July 30, 1996

Article at The Age

TECHNOLOGY | Violated by a phantom hacker


BEING hacked is not a pleasant feeling. Sort of like being burgled – then being charged for breaking and entering. No matter what you do, no-one ever really believes you’re innocent.

It might not be your fault. You might, for example, have an obscure enough password: no birth dates or obvious names, like that of your cat or a favourite sports star. You might be paranoid enough to check that no-one is looking over your shoulder when you log-in. You might ensure your username and password isn’t written next to the keyboard or saved on your PC dial-up software. In short, you might practice the basics of good Netizenship.

I thought I had. My password was obscure. You would have to be a fan of director George Lucas (he of Star Wars fame) to figure it out: THX-1138 - the title of his first film, a science fiction flop starring Robert Duvall before Apocalypse Now rescued Duvall’s career). 

Apparently, someone else in the big wide world of cyberspace is a fan of Lucas; or is a talented hacker. Two weeks ago person or persons unknown hacked into my Internet account.

On 11 July, using the logon of ‘wdasilva’ at Deakin University (where I do an off-campus course) they said some very unpleasant and quite unprintable things on Internet Relay Chats.

Not content with that, they sent abusive e-mail to people I’ve never met. They downloaded 18 Mb of data into my mailbox, well beyond my 5 Mb limit. For all I know, they read my mail too, and messaged friends and colleagues, or made unseemly remarks on the Internet discussion groups to which I subscribe.

Meanwhile, I was dialing in and retrieving messages, oblivious of the ruckus.

Finally, on 15 July, a broadcast e-mail message was sent to everyone at the university. To all 44,000 users. It said the kind of things you wouldn’t read in a family newspaper.

It was sent in my name. Understandly, Deakin University froze my account. It wasn’t until I tried to log-in the following day that I knew something was up.

“When was the last time you logged in?” asked a justifiably icy technician. “Have you been sending broadcast messages across the campus? . . . Why have you been so active on IRC? Why have you been downloading so much stuff?”

On hearing all of this, I must admit to feeling kind of violated. Not only that, I was also taken aback at being asked to prove that I was innocent.

You can’t blame the people at Deakin for grilling me: how do they know it wasn’t me? Nor can you complain about the security breach: even the most secure military sites get hacked.

“All universities face similar problems,” said Richard Tan, head of information technology services at Deakin.

“It’s no different from someone breaking into your office and going through your things,” he said. “We have more and more users coming on-line. With the popularity of the Internet . . . there are going to be more incidents like these.”

As if it isn’t bad enough already. Of the 44,000 Internet accounts for students and staff at Deakin, an average of two a day are compromised, or hacked.
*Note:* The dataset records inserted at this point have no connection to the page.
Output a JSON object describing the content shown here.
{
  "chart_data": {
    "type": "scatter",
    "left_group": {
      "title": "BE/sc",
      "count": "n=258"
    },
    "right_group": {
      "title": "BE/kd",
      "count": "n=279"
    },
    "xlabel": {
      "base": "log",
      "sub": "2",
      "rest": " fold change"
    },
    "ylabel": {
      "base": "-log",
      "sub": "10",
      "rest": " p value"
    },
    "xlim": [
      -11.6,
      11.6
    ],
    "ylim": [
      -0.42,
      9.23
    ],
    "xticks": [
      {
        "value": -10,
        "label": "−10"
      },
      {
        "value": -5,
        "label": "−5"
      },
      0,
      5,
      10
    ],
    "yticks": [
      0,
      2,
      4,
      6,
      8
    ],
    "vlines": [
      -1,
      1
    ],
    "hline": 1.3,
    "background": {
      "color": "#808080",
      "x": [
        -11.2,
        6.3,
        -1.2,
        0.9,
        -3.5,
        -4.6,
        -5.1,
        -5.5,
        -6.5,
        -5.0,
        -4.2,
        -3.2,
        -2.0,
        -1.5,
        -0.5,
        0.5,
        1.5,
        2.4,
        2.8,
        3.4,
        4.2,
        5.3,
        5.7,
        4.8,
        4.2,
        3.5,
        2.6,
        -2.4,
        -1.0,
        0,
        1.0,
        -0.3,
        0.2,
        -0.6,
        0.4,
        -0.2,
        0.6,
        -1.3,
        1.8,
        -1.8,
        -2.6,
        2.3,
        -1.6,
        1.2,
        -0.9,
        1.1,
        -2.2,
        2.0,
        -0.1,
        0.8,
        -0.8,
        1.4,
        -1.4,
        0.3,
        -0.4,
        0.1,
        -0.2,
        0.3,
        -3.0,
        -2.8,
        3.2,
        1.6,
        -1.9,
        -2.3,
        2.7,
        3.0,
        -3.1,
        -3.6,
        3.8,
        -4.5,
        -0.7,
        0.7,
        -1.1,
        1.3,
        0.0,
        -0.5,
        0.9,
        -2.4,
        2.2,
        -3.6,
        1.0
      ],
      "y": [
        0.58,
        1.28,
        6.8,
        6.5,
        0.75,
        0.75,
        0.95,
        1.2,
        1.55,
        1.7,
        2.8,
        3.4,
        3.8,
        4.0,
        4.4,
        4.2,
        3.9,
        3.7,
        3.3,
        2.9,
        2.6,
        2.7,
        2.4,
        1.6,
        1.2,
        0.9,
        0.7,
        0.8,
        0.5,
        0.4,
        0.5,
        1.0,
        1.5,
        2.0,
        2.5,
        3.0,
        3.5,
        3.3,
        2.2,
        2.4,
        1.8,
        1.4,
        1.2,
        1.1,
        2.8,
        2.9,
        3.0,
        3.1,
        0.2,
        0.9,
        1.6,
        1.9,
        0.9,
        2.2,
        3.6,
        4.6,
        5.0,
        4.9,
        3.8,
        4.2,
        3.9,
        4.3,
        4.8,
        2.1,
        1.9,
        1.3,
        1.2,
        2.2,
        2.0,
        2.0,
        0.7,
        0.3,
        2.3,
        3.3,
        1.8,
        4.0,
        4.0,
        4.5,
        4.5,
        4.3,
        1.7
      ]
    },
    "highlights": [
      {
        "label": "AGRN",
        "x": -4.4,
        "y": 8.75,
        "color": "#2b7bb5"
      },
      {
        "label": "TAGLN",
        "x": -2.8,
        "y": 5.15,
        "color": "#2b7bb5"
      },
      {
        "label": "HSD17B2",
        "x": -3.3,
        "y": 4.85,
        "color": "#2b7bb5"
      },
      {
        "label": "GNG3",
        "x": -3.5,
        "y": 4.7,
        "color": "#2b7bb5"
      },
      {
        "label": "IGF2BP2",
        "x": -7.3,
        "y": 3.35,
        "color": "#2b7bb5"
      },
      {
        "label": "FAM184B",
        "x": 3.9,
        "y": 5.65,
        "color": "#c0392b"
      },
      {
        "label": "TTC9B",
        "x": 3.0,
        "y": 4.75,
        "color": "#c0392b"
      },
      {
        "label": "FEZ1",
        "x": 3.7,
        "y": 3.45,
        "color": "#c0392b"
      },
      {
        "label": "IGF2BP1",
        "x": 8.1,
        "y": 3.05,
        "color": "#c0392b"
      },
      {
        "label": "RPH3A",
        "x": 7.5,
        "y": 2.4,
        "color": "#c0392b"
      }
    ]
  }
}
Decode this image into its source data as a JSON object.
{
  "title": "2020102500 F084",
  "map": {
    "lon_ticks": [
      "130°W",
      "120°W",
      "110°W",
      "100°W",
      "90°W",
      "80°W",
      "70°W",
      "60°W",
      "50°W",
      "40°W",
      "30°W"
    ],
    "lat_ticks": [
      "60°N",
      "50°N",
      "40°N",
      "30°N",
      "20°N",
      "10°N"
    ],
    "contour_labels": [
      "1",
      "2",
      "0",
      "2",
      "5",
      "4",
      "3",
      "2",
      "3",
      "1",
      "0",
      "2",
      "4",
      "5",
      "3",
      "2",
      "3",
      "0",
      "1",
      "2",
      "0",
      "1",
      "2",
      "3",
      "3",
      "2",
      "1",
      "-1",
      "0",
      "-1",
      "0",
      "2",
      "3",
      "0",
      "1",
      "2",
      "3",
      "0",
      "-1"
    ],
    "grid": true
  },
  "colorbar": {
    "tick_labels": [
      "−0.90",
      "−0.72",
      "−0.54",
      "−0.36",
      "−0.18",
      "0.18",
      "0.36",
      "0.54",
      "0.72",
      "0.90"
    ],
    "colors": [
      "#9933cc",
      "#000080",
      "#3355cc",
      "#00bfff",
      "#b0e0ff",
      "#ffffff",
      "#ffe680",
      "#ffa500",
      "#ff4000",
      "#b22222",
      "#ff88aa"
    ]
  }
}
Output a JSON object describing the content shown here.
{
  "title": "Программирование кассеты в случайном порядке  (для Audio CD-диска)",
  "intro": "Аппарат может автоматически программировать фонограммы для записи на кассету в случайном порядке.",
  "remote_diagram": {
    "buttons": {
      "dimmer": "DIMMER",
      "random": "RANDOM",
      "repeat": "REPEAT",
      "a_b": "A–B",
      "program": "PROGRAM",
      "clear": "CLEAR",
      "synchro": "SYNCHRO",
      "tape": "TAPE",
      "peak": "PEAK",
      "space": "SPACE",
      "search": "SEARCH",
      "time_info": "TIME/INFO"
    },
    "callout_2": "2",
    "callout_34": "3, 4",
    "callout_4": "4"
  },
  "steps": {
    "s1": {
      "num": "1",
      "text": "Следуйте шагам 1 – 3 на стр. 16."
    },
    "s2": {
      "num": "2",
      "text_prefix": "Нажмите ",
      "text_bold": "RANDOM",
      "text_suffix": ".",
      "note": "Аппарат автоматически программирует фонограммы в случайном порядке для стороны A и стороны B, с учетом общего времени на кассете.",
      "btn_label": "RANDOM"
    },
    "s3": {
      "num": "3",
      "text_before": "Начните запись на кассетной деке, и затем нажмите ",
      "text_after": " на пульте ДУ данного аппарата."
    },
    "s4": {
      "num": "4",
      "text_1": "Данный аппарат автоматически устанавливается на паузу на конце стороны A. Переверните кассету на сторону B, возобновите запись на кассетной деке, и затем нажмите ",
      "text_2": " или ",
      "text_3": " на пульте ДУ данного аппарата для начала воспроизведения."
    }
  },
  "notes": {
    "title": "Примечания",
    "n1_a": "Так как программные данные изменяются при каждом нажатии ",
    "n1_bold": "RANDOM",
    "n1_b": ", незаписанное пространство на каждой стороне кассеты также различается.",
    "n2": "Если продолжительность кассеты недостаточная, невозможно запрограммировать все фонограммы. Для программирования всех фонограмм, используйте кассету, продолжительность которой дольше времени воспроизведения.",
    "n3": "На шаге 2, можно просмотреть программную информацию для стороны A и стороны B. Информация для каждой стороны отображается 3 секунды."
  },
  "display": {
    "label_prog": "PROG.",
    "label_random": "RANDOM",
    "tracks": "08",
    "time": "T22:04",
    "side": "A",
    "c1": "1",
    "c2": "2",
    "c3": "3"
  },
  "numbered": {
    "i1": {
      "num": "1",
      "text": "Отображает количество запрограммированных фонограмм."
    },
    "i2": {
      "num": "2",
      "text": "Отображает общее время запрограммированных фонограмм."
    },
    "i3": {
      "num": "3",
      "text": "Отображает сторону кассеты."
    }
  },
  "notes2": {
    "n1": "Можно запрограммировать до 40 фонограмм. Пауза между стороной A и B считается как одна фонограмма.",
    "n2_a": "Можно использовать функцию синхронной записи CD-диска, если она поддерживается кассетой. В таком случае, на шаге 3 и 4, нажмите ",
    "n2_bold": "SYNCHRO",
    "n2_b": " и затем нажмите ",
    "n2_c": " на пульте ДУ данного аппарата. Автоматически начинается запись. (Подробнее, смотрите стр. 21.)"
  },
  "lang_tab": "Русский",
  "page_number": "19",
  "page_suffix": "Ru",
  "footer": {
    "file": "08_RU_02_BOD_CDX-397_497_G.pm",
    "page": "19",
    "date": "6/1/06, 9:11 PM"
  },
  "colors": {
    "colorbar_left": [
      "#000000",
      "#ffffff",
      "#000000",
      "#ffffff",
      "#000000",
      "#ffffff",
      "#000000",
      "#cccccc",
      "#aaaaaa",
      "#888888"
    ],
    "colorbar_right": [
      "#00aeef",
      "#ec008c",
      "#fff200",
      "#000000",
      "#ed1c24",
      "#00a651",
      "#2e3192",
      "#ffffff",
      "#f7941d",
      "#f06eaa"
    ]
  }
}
Deakin has a flat domain structure that allows infotech staff to quickly detect a security breach and shut down an account.

Other universities are hacked at similar or higher rates, said one high-level university Unix network programmer who declined to be named. He said many in his position were favorite targets of hackers, and he had been hacked many times.

“It’s a bit like being mugged and robbed,” he said. “There’s always going to be this problem when you try to balance openess with security. It comes down to how much in resources you want to allocate to security. Universities generally don’t consider it a high priority.”

An investigation by Deakin found that my account was most likely hacked via password: ie. someone logged on masquerading as me and used the password.

How did they get it? Two methods: with “sniffers” or “crackers”.

“Sniffers” are virus-like mini-programs that, once planted inside a mainframe computer, wait for people to log-in. They collect log-in usernames and passwords, which are then passed on to the hacker.

A “cracker” is a program that sits inside the hacker’s computer and tries to breach network security by brute force.

The hacker picks a legitimate username, then, using the cracker program, repeatedly tries to log-in under every possible password.

The program literally throws the dictionary at the task, and tries combinations of words with words, and words with numbers, such as “dog24”.

In the end, no one will ever be quite sure that it wasn’t me. And that’s the worrying thing.

You realise that, on top of feeling like someone’s broken into your home and rummaged through your stuff, there’s also the issue of identity theft. In cyberspace terms, it’s as if someone borrowed your name and your face, then carried on like a British soccer hoon at a German Euro96 victory party.

Then the cops come and arrest not the hoon, but you!

Anyone meeting your Net identity for the first time, by way of abusive message or derogatory remark on IRC, is not going to warm to you next time they cross your path in cyberspace.

It will be hard to convince them that it wasn’t you.

Even worse, there is no way of knowing the extent of the damage that may have been done. Were all of my friends e-mailed and abused too? Was my log-in used to mail-bomb ASIO?

The other possibility is that I am guilty as charged. Maybe I had a momentary lack of sanity. Maybe I actually did it just so I could write this article!

“You’re damned if you (write it) and you’re damned if you don’t,” said Tan.